Friday, June 27, 2008

Digital Media Collection

The Art of War
The Essential Translation of the Classic Book of Life

From description:

For more than two thousand years, The Art of War has stood as a cornerstone of Chinese culture, a lucid text that reveals as much about psychology, politics, and economics as it does about battlefield strategy.

Podcasts

The Podcasts Alley link was pretty interesting. Searching is easy, performed by keywork or browsing. I was able to find a few sites that interest me. I linked to Practical Backpacking's podcasts on my Bloglines account. Here is a link to my Bloglines list: http://www.bloglines.com/blog/mitchellp23things

You Tube

Peter Aerts

I.K.B.F. World Heavyweight Champion
W.M.T.A.World Muay Thai Heavyweight Champion
K-1 GRAND PRIX '97 3rd Place
K-1 GRAND PRIX '94, '95, '98 Champion
K-1 WORLD GP 2001 in Las Vegas Finalist
K-1 WORLD GP 2003 3rd Place
K-1 WORLD GP 2006 - 2007 Finalist






I don't have any problems with YouTube, and generally like everything abou the site. Sorry, but I don't really see the benefit for libraries using this.

Thursday, June 19, 2008

Onmidrive

From the Seomoz.org Web 2.0 list of awards I chose Onmidrive in the Digital Storage category. Digital storage is nice for documents you might need when away from your computer. I don't know if I would trust having this service for all my documents, however. What happens if the company shuts down? Are all documents lost? It seems too risky for me. Also, the storage amounts are too small for use of anything except temporary storage of files. The free account only gives you 1 gb of storage. The pro3 account, at $200 per year, only gives you 50 gb of storage. I'm not impressed. Nor would I use it in a library setting.

Zoho

If I had to use an online word processor, this would be a good choice. It seems to have excellent features for an online product. The equation editor seems particulary useful. Typing was easy and seemed fluid; some online products are stuttery. Even so, I still am not yet a fan of online applications although I am sure we will be forced that way in the future.

Friday, June 13, 2008

PBCLS exploring web 2.0 wiki

Another wiki. Its nice, you can add content and easily search it. Even though I like wikii, I'm thinking they are just web pages that are easily searched. Yeah.
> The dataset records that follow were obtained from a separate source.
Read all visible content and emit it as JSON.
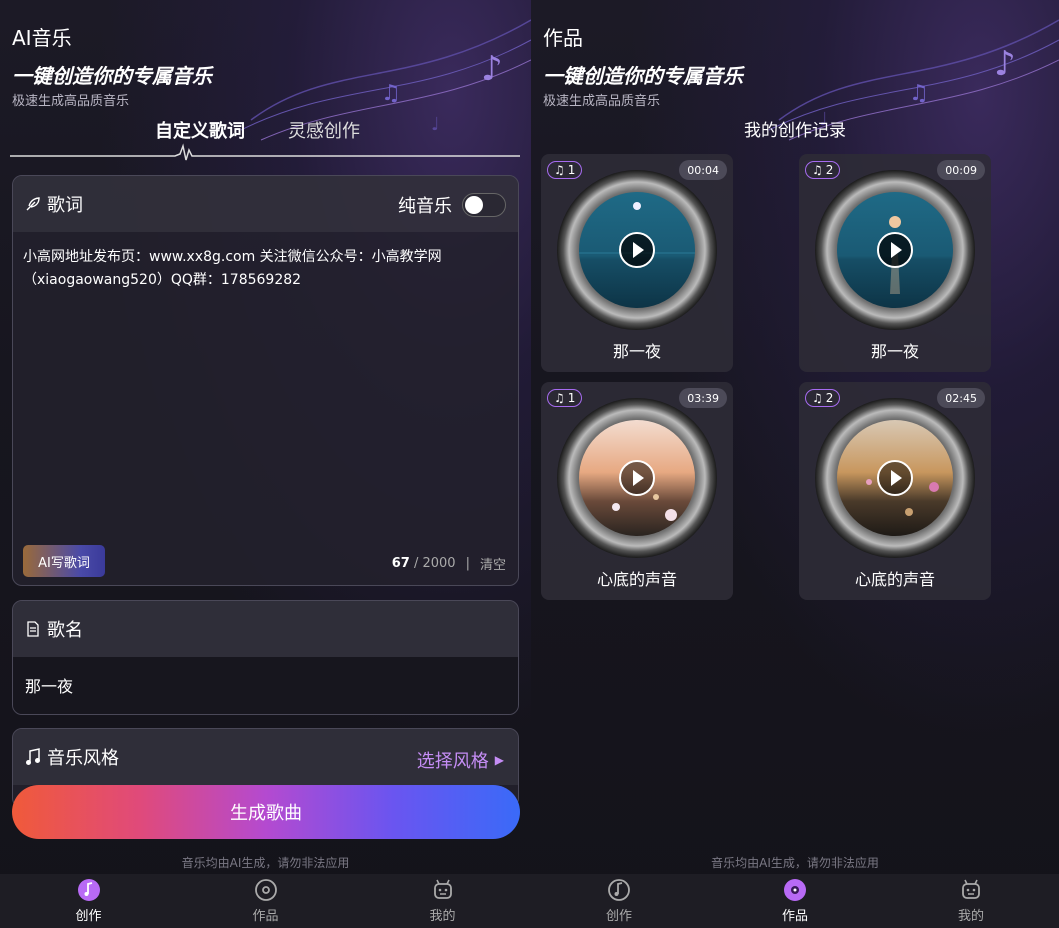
{
  "left": {
    "title": "AI音乐",
    "headline": "一键创造你的专属音乐",
    "subline": "极速生成高品质音乐",
    "tabs": [
      {
        "label": "自定义歌词",
        "active": true
      },
      {
        "label": "灵感创作",
        "active": false
      }
    ],
    "lyrics": {
      "label": "歌词",
      "pure_music_label": "纯音乐",
      "pure_music_on": false,
      "text": "小高网地址发布页：www.xx8g.com 关注微信公众号：小高教学网（xiaogaowang520）QQ群：178569282",
      "ai_button": "AI写歌词",
      "count": "67",
      "max": "/ 2000",
      "separator": "|",
      "clear": "清空"
    },
    "song_name": {
      "label": "歌名",
      "value": "那一夜"
    },
    "style": {
      "label": "音乐风格",
      "select": "选择风格"
    },
    "generate": "生成歌曲",
    "footnote": "音乐均由AI生成，请勿非法应用"
  },
  "right": {
    "title": "作品",
    "headline": "一键创造你的专属音乐",
    "subline": "极速生成高品质音乐",
    "section_title": "我的创作记录",
    "works": [
      {
        "track": "1",
        "duration": "00:04",
        "title": "那一夜",
        "cover": "night-sea-moon"
      },
      {
        "track": "2",
        "duration": "00:09",
        "title": "那一夜",
        "cover": "night-sea-sunset"
      },
      {
        "track": "1",
        "duration": "03:39",
        "title": "心底的声音",
        "cover": "flowers-sunset"
      },
      {
        "track": "2",
        "duration": "02:45",
        "title": "心底的声音",
        "cover": "flowers-dusk"
      }
    ],
    "footnote": "音乐均由AI生成，请勿非法应用"
  },
  "nav": {
    "left": [
      {
        "label": "创作",
        "icon": "music-note-icon",
        "active": true
      },
      {
        "label": "作品",
        "icon": "disc-icon",
        "active": false
      },
      {
        "label": "我的",
        "icon": "robot-icon",
        "active": false
      }
    ],
    "right": [
      {
        "label": "创作",
        "icon": "music-note-icon",
        "active": false
      },
      {
        "label": "作品",
        "icon": "disc-icon",
        "active": true
      },
      {
        "label": "我的",
        "icon": "robot-icon",
        "active": false
      }
    ]
  },
  "colors": {
    "accent": "#a66bf0",
    "select": "#c58df5"
  }
}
Nothing really new or novel, but I do agree it is easier than searching a normal web page.

Wikis

I generally like wikis. Wikipedia is a great resource, containing real information, with sources of that inofrmation. The content is "peer-reviewed" in that others can update that information. The wikis linked to for this exercise however, are not much more than a collection of links that could be posted on a normal webpage. I noticed one of the wikis could only be updated by librarians. Kinda defeats the purpose of a wiki...

Thursday, June 12, 2008

Away from the “icebergs”

Interesting article. Discusses the obselete "just in case" collections that libraries have, usually static and periodically updated information for everyone. Suggests patrons wanting access to digital information warrants dumping of print materials to better serve patrons. Also suggests that services should be able to be used without training, or the service is undesirable. Article also suggests putting more information online, pushing our services out, instead of requiring a parton to come to us. WEb 2.0 to me, and this article, is about providing easy to use information sources digitally.

Technorati

Technorati seems to be a pretty powerful seach tool for searching blogs. The different ways of searching by tags is really useful. A search is available by general topic, as well as the top 100 blogs. Searching other popular blogs is also available.

www.technorati.com

Thursday, June 5, 2008

del.icio.us

This app is useful for bookmarking sites and being able to find them again. Also, other users bookmarks are cataloged, so searching a tag would help you find other sites on the same topic. I can see this being more powerful over the folder method. I don't know if I would use this for doing much research, but it would be nice for having bookmarks available at any computer.